It was arguably the most popular column in Britain’s oldest newspaper.
The Spectator’s “Low Life” column entertained readers from 1975 to 2023. For many of those years, it ran opposite Taki Theodoracopulos’s “High Life” column.1 It was an autobiographical column dedicated to the seedier and less conventional side of life, often brutally honest and (like all honest writing) featuring self-deprecatory observations.
Its first columnist, Jeffrey Bernard, wrote about gambling, heavy drinking, misadventures, and his generally chaotic lifestyle. He was so forthright in his self-immolation that critic and filmmaker Jonathan Meades described the column as “a suicide note in weekly installments.” You can find an entertaining assortment of his columns in Low Life—Irreverent Reflections from the Bottom of a Glass (2019), which includes an autobiographical introduction by Bernard about how he came to love the low life.2
He continued the column until he died in 1997, during the same week that Princess Diana and Mother Teresa died, which makes it one of the more noteworthy trifecta mortalities (number one is today, November 22, 1963: JFK, C.S. Lewis, Aldous Huxley).
After Bernard’s death, The Spectator threw various writers into the column’s space until 2001, when Jeremy Clarke moved in.
Clarke had been a trashman, football hooligan, factory worker, and psychiatric nurse. These experiences, along with his drinking, partying, and general life of mayhem, provided rich material for his columns.
But Jeremy wasn’t a drinker like Bernard. He was a drinker, yes, but not like Bernard (which few men are . . . toward the end of his life, he was drinking nearly two bottles of vodka a day, no poseur he).

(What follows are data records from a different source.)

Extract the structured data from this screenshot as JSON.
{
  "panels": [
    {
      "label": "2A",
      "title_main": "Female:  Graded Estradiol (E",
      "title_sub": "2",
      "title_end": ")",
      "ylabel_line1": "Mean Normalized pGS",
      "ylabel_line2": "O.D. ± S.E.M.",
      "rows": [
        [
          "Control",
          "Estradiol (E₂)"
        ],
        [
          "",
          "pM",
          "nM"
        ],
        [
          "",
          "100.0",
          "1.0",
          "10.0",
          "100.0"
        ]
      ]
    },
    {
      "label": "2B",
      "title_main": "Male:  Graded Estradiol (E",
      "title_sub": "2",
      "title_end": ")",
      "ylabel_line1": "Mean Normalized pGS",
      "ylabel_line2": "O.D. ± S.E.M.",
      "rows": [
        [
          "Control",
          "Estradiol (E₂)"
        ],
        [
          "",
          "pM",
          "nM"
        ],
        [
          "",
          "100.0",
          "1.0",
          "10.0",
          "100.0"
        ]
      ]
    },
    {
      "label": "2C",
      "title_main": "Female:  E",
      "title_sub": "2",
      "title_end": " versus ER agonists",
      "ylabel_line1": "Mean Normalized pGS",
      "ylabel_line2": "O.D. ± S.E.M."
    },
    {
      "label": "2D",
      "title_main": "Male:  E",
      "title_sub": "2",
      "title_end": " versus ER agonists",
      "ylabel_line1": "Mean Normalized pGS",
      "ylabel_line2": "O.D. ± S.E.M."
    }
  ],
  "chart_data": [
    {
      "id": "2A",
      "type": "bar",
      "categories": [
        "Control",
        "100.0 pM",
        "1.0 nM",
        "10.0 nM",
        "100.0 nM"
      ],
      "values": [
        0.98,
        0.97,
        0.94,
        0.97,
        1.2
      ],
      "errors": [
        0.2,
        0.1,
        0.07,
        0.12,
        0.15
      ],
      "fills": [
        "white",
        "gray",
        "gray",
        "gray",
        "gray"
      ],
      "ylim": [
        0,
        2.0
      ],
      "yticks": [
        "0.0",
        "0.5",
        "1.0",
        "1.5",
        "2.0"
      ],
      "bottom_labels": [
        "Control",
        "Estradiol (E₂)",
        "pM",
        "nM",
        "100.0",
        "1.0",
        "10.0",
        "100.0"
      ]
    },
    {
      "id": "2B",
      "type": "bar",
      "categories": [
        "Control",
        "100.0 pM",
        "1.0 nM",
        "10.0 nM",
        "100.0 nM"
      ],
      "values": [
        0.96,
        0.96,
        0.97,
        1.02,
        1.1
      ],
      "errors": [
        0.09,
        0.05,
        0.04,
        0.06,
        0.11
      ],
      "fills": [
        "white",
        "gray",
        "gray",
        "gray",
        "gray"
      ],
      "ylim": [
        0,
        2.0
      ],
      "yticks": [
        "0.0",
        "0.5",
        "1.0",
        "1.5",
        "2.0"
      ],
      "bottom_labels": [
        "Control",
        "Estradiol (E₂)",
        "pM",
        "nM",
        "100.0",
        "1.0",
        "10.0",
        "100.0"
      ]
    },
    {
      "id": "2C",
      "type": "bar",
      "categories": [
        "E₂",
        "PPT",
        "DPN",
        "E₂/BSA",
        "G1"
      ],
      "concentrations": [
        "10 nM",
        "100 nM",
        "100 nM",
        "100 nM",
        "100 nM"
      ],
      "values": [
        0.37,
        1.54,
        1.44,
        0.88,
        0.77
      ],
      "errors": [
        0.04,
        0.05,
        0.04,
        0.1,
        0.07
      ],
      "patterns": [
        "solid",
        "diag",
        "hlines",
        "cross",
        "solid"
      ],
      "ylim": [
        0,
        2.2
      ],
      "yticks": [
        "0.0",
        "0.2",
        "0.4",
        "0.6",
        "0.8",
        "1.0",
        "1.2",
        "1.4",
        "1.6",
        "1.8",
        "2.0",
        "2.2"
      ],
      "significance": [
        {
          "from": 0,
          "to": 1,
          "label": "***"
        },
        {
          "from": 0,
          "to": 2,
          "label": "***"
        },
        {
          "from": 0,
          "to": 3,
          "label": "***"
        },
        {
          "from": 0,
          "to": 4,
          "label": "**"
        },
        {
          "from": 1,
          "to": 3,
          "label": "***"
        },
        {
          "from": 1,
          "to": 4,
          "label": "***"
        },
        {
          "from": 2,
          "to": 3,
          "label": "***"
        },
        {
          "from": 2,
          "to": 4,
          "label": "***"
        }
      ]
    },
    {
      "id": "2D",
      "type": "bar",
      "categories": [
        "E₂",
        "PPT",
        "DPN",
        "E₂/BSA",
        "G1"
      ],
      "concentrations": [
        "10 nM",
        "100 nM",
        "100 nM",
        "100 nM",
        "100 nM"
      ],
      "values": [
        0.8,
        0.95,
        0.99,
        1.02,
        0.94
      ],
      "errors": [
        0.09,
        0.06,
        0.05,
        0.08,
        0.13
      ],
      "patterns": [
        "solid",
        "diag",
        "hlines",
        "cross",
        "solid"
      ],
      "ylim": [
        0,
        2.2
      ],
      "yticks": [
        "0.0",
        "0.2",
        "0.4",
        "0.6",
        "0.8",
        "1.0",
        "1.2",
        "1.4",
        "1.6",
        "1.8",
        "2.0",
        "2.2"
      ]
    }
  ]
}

Jeremy was more of a reader than a drinker. In fact, he was more of a reader than a writer. “Jeremy described himself,” said his wife Catriona Olding, “as a reader who writes. . . . He spent so much time in bed reading that some weeks he had nothing to write about.”3
Clarke had already accumulated a large library by the time his Mother died; he then brought 2,500 books from her house and jammed them into his already book-jammed house.
He loved books. He never wrote in them, opting instead of writing out passages in his notebooks.4
Most people read literature for the stories. Not Clarke. He was interested in the authors themselves, as revealed in their works. He was also interested in their prose: how they crafted and styled the English language.
Plot interested Jeremy little. It was the quality of writing that mattered. His writers were masters of prose. They were outsiders; often destructive, sometimes tragic, and many struggled with mental illness or addiction. Pursued by furies they were, and, in his darkest moments, so was Jeremy.
This great reader died in May 2023, at age 66.
The “Low Life” column died with him.
Taki himself wrote a book about the low life in his (fairly brutal) autobiographical account of going to a British prison in the 1980s for possession of cocaine. Nothing to Declare: A Memoir. I don’t remember a lot about the book, except it was hard to read (prose was great; subject matter sad) and his account of the screen tough guy Stacy Keach, who got sent to prison for drug possession and was beaten up by thugs who simply wanted to beat up a movie tough guy, even though Keach had a “sensitive nature in real life.” p. 44.
He writes of first arriving in Soho in the 1950s: “There was a café they used that was full of artists, poets, amateur and professional philosophers, writers, actors, bums, layabouts, a few genuine Bohemians, eccentrics, lunatics and pretty girls. There were also thieves, who then as now plundered Foyle’s bookshop, ponces, bookies’ runners and con men. It was heaven.”
Samples:
evanesce: fade out of sight
adventitious: coming from outside
accidental: casual
The novel is a kind of discourse and a frame of mind. As a frame of mind, it questions and subverts all totalizing systems by the liberating power of laughter and the celebration of the body.